Canon-McMillan football players and parents erupted in anger Thursday night after the school board voted 5-4 to initiate a formal disciplinary process regarding suspended head football coach Mike Evans.

Evans has been on paid leave since an Aug. 30 loss to Mt. Lebanon High School, during which he allegedly knocked over a large cooler that contained beverages.

About 100 players and parents crowded into the administration building in support of their head coach, who they want to be reinstated.

“Let’s talk about the boys,” said parent Stacey Rancher. “We’re talking about a group of boys without their leader, without their coach, and they have no idea what their future is going to hold right now...they are the only real victims now.”

Senior Jonathan Quinque was nearly in tears as he voiced support for Evans.

“These last couple of weeks without our head coach have just killed me. I love the game, I love playing for Canon-McMillan. It’s just not the same without Coach Evans,” said Quinque. “He’s the team’s heart and soul. He’s made me the player I am and the person I am today. We need and want our head coach.”

Teammate Colton Irwin echoed Quinque’s words.

“He’s pushed us to reach our greatest potential and continuously motivates us to keep striving for our goals,” said Irwin.
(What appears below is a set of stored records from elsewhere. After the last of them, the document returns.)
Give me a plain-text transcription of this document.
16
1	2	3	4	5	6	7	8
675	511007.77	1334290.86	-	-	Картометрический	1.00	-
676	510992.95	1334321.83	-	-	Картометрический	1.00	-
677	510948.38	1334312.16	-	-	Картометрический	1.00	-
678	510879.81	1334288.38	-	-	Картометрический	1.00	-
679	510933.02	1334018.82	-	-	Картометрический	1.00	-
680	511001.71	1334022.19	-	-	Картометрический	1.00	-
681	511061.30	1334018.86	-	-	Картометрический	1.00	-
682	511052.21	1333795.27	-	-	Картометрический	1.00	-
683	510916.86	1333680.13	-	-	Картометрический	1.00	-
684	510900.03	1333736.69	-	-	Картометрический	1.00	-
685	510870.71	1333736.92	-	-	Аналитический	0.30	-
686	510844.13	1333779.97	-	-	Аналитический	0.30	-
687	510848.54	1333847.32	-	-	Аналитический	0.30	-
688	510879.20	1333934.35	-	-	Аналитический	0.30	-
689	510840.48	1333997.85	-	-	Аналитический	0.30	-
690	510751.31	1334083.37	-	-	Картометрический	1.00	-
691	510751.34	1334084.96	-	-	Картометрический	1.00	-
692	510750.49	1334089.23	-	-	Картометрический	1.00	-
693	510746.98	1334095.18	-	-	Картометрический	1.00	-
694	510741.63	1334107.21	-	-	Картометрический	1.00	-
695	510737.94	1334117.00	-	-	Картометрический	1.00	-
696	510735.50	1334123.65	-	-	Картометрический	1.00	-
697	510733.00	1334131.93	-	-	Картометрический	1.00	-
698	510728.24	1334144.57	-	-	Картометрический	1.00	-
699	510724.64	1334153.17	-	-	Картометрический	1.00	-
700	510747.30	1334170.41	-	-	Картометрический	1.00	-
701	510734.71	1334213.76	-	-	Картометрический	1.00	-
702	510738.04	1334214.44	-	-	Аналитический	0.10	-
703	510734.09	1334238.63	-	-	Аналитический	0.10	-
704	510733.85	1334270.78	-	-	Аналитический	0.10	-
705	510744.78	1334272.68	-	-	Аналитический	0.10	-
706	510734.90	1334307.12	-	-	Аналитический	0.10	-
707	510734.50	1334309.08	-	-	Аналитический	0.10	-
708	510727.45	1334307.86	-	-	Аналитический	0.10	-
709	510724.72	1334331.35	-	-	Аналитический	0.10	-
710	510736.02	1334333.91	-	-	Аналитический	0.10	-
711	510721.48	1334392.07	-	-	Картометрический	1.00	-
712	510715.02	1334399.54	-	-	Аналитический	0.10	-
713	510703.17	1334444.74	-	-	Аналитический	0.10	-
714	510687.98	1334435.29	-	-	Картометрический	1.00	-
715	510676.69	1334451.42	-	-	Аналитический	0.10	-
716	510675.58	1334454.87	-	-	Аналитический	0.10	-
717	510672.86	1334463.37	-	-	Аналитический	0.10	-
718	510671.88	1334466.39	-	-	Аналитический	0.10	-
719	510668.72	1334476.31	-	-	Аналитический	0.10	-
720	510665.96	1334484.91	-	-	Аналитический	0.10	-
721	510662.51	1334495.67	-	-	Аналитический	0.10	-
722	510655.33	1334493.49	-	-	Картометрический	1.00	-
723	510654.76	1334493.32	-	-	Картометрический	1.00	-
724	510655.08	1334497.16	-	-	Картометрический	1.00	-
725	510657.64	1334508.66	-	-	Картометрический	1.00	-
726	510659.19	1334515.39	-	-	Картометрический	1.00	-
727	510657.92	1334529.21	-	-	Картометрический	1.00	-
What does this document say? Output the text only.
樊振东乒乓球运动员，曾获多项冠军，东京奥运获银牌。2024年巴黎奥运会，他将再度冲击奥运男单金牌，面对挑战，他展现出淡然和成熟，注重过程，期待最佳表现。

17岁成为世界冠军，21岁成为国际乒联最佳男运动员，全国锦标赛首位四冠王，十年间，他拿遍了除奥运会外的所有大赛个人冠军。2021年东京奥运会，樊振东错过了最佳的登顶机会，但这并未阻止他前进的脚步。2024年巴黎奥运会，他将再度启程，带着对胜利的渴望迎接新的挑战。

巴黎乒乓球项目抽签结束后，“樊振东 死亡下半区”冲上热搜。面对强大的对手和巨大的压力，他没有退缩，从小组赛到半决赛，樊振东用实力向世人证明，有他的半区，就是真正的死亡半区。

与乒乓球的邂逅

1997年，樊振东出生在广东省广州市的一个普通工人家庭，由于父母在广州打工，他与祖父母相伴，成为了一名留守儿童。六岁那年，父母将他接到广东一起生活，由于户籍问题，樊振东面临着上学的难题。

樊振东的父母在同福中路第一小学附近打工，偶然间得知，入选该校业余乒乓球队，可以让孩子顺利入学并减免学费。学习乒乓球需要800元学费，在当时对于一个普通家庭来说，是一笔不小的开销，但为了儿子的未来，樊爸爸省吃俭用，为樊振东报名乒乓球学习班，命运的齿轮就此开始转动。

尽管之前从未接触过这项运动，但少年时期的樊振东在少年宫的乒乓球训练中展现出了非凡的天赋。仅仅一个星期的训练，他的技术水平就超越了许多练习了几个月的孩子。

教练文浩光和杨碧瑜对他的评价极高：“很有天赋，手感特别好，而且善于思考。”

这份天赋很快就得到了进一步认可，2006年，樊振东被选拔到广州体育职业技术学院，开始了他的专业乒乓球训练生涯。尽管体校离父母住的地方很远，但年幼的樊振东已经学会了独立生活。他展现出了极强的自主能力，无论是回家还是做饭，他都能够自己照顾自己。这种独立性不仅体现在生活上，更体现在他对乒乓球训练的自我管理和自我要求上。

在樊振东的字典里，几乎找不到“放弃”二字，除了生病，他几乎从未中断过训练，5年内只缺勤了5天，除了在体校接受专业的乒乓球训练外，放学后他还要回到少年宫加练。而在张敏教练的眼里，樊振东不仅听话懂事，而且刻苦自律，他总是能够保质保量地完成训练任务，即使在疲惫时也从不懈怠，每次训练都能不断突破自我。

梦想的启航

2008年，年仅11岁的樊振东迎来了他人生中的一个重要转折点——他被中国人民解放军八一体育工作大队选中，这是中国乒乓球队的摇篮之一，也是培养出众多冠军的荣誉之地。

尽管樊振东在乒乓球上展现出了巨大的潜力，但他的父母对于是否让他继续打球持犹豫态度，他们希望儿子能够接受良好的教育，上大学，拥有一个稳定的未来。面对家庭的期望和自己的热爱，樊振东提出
Other team members and parents said Evans often went above and beyond for his players, including helping them obtain football scholarships, driving them home after practices, buying them dinner, counseling a former player who contemplated suicide and helping another player who became a father during his senior year of high school enroll in college and become a football coach on Canon-McMillan’s staff.

“I’m in full support of Coach Evans because he’s always been in full support of me. I don’t even know why we’re here,” said Mike Kessler, the former player who Evans helped get into Robert Morris University and invited to join his coaching staff.

Players and parents continued on, saying Evans has been a mentor, and instrumental in helping several students earn scholarships to play in college.

Solicitor Jocelyn Kramer said the next step in the process is a due process hearing, where Evans will have an opportunity to provide the board with information on his behalf.

“That’s the next step, if it gets to that,” said Kramer. “We’re doing the best we can to expedite this. This board is willing to call a special meeting, to hold a hearing whenever it is convenient for the employee in order to move forward as fast as possible, understanding what is at stake. (The board) heard from the public and the community, and they’re taking all of that into consideration as they move forward in the process.”

Evans’s attorney, Lane Turturice, met with the school board following the meeting to determine what happens next.

Meanwhile, players prepare for their game tonight against Hempfield Area High School without Evans.

Said Patricia Quinque, Jonathan’s mother, “The board didn’t even listen to these kids tonight.”